Ian joined the department in 2013. His teaching & writing’s about stateside literature & cultures from the 19th to the 21st century; transnational modernisms; race, gender, sexuality, & capital; mass incarceration; pedagogy & institutions of learning; and critical theory & cultural politics.
His dissertation, Lengths, intimacies, talks through some 20th-century writers’ rhetorics about the ethics, affects, & effects of long attachments, the ways & things intimacy silts up as in the long-term. The idea’s to get at the strains those writers––among others, Djuna Barnes, Nathaniel Mackey, Henry James, Lauren Berlant, David Eng, Jacques Derrida––put on certain notions of intimacy as being where good sociality will’ve been possible & as what’d reparatively exceed the differends & disconnects of public-political life.

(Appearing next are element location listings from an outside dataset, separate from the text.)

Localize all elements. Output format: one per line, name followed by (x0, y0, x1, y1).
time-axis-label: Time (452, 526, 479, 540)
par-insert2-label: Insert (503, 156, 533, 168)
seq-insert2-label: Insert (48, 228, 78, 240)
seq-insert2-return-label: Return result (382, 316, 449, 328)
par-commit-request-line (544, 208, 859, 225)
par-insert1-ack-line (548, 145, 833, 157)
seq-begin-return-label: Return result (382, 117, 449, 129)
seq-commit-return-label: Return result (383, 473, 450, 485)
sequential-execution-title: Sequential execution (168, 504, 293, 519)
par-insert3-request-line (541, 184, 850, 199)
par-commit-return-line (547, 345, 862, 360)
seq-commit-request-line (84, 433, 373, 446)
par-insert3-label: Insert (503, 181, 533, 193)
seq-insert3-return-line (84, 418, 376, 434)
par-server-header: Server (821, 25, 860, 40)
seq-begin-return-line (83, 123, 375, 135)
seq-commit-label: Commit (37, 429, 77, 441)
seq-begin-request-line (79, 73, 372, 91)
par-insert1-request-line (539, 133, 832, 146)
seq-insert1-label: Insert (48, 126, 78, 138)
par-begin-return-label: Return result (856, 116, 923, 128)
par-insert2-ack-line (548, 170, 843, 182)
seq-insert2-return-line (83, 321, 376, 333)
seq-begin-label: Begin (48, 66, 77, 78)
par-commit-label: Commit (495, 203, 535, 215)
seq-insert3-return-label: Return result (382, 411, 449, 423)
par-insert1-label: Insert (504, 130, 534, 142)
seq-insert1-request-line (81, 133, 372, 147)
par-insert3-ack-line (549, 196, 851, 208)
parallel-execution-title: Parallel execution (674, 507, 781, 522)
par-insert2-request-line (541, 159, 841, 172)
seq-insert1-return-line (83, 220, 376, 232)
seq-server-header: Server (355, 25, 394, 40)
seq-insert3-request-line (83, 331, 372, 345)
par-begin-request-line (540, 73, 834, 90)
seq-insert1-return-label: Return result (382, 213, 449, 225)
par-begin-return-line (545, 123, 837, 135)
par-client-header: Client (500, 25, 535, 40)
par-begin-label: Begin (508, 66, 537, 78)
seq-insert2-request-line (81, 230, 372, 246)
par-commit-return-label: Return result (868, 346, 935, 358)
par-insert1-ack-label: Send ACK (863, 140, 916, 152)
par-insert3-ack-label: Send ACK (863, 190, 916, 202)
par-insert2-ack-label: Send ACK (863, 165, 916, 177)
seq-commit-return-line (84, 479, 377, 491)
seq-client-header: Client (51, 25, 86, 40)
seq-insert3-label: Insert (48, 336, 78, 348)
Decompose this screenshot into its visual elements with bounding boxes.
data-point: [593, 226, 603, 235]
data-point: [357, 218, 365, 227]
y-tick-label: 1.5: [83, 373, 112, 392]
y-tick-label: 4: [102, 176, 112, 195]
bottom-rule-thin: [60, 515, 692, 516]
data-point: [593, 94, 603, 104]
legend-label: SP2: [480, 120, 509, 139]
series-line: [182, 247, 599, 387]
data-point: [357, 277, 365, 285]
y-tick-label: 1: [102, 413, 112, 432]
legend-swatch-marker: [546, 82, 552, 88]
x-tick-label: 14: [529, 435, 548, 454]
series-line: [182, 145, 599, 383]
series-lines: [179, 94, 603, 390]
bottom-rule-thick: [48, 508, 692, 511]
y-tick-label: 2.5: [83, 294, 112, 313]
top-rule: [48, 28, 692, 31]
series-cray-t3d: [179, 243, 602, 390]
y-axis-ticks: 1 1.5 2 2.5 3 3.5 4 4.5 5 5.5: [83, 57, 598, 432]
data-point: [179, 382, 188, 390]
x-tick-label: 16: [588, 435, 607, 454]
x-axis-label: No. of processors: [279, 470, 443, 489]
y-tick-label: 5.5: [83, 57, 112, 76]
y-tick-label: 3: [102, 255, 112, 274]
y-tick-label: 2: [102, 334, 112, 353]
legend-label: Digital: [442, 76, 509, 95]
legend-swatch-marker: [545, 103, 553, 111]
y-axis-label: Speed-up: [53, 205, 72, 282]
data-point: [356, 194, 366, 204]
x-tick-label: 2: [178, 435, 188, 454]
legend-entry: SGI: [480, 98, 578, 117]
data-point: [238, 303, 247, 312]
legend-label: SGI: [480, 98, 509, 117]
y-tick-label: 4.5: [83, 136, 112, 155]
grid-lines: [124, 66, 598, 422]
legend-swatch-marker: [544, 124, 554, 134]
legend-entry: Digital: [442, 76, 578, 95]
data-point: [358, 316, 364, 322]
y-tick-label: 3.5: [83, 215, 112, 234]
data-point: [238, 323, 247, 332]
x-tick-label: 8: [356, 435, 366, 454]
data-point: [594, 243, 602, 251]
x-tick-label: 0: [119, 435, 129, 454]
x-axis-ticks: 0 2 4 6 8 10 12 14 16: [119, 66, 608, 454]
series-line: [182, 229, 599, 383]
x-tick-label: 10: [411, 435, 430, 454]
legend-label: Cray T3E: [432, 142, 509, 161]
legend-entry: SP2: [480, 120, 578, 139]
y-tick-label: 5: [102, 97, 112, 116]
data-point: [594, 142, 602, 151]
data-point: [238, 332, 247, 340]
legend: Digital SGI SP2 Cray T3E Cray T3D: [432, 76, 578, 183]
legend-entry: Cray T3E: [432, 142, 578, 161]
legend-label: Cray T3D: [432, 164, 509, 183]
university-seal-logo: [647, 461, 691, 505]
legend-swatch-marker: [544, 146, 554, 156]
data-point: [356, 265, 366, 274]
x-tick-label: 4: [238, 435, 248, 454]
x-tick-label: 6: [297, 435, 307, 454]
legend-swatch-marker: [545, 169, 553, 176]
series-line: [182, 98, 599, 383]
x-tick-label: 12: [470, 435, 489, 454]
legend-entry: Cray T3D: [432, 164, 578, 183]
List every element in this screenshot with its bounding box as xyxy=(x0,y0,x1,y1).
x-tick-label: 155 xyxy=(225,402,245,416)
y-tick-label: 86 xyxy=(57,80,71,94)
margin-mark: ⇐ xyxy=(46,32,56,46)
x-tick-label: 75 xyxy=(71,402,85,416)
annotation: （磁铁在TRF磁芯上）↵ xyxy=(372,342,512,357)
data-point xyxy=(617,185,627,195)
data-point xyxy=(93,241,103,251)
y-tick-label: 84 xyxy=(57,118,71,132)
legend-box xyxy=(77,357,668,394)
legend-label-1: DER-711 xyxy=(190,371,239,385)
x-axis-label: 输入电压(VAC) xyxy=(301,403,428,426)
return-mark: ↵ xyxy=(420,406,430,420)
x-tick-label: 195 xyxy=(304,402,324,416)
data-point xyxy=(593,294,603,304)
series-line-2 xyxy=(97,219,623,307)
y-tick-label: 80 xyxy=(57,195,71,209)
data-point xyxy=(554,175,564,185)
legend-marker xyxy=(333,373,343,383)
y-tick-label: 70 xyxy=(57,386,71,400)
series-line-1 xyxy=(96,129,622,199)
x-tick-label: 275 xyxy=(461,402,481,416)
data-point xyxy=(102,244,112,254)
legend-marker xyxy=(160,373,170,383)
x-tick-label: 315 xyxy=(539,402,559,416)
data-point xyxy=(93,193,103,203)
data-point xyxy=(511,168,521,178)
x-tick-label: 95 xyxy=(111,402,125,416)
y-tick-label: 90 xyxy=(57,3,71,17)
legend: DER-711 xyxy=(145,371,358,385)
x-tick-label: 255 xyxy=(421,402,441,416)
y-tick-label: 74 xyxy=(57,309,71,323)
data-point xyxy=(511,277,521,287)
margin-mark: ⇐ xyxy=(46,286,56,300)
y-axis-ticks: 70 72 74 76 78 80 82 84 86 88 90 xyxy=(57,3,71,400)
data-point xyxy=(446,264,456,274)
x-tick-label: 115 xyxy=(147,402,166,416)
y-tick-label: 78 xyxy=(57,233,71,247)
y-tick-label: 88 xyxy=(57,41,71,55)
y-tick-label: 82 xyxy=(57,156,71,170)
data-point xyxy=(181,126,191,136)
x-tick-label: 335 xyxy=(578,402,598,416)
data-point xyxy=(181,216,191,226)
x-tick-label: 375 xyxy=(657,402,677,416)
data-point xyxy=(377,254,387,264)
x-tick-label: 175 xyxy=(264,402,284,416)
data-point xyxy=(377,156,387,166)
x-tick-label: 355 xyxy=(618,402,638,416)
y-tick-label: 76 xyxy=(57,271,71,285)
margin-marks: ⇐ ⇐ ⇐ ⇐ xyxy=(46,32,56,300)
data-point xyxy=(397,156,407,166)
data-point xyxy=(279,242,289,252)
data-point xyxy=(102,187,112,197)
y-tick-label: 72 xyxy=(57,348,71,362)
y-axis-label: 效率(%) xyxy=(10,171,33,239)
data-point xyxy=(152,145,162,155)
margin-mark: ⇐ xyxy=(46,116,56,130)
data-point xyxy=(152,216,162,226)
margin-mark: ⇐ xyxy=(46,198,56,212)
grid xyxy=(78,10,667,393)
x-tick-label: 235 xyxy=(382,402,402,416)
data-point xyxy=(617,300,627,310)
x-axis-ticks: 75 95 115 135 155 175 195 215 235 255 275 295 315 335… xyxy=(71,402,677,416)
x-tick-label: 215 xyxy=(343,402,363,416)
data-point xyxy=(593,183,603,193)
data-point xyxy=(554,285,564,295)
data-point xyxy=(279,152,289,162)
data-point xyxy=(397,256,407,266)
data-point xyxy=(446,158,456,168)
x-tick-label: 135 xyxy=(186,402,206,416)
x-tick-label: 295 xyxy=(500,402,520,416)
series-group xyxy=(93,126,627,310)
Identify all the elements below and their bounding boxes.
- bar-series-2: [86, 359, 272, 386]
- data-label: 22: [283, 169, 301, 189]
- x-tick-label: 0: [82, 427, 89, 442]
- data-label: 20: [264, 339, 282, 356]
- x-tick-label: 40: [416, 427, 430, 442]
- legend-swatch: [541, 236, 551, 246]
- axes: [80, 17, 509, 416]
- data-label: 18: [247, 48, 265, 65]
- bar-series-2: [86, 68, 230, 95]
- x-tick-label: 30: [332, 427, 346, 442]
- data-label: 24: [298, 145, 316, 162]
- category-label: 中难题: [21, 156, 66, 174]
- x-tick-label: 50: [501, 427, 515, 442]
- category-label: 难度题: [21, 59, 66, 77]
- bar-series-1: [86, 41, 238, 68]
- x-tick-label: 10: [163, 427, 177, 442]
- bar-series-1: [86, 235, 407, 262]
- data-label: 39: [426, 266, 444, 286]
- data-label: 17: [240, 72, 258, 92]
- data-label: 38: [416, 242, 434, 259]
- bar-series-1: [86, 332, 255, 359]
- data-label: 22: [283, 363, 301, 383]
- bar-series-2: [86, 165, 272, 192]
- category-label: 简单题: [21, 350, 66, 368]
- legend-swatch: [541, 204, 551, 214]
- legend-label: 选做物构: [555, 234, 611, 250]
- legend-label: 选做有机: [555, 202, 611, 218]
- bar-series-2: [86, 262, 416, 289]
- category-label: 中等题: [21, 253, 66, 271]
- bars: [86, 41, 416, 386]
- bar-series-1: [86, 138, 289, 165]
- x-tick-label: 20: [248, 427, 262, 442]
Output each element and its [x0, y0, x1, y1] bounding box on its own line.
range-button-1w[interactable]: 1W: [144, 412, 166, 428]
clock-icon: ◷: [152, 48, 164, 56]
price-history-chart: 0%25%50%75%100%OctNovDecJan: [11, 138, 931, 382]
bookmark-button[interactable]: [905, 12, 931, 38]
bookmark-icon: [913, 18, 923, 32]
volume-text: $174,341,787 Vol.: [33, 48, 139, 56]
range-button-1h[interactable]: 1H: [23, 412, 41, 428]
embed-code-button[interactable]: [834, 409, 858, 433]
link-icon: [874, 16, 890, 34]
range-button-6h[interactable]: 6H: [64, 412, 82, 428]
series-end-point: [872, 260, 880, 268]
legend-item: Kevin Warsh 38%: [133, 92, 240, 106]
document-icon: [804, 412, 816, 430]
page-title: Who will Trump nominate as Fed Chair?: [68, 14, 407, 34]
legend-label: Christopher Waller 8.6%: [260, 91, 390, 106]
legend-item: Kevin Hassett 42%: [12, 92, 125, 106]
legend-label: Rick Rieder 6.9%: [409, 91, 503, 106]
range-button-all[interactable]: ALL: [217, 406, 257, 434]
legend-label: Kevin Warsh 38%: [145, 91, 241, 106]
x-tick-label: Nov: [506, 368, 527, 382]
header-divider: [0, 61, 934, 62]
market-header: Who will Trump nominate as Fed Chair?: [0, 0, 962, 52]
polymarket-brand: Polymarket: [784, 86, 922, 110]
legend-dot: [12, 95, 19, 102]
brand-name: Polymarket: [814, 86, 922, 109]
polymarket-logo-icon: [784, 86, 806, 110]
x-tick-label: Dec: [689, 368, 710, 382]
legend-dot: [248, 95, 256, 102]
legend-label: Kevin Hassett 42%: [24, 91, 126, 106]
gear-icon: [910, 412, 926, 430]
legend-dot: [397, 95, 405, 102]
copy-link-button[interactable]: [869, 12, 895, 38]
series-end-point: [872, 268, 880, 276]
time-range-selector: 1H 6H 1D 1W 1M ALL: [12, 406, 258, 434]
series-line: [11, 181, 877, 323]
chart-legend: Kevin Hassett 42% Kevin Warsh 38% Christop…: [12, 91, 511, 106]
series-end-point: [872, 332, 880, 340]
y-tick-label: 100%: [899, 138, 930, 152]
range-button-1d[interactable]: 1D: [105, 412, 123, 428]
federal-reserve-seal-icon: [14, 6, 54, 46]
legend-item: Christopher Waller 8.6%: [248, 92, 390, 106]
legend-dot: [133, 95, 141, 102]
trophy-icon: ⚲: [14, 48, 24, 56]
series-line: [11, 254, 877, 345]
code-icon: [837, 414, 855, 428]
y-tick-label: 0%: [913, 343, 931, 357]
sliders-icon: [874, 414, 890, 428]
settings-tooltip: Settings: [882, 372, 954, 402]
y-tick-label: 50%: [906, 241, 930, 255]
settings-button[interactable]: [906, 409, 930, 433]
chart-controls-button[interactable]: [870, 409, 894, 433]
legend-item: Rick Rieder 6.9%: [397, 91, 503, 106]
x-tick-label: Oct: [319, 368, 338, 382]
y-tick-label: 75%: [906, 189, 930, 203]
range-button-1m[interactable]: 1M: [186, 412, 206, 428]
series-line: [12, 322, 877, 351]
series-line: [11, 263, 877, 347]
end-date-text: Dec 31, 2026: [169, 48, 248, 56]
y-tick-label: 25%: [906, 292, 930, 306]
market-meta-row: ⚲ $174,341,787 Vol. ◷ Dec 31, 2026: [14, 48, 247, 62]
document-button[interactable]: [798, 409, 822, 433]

Which is to say, really, mostly, I want to know what the ethical questions are when staying close’s repetitive overdetermined affective cathectic thinking work accumulates, confusingly, in the too-muchness of a long togetherness.
Ian’s been teaching composition and literary critical courses with the Prison Teaching Initiative since 2014. He’s also precepted for Princeton introductory classes on things like reading fiction & gender & sexuality studies. He spent a year & a bit as a University Administrative Fellow, serving as PTI’s Humanities Personnel Coordinator. He’s an encoder for the digital humanities project Mapping Expatriate Paris: The Shakespeare and Company Lending Library Project. Ian’s also co-directed the 20th-Century Colloquium.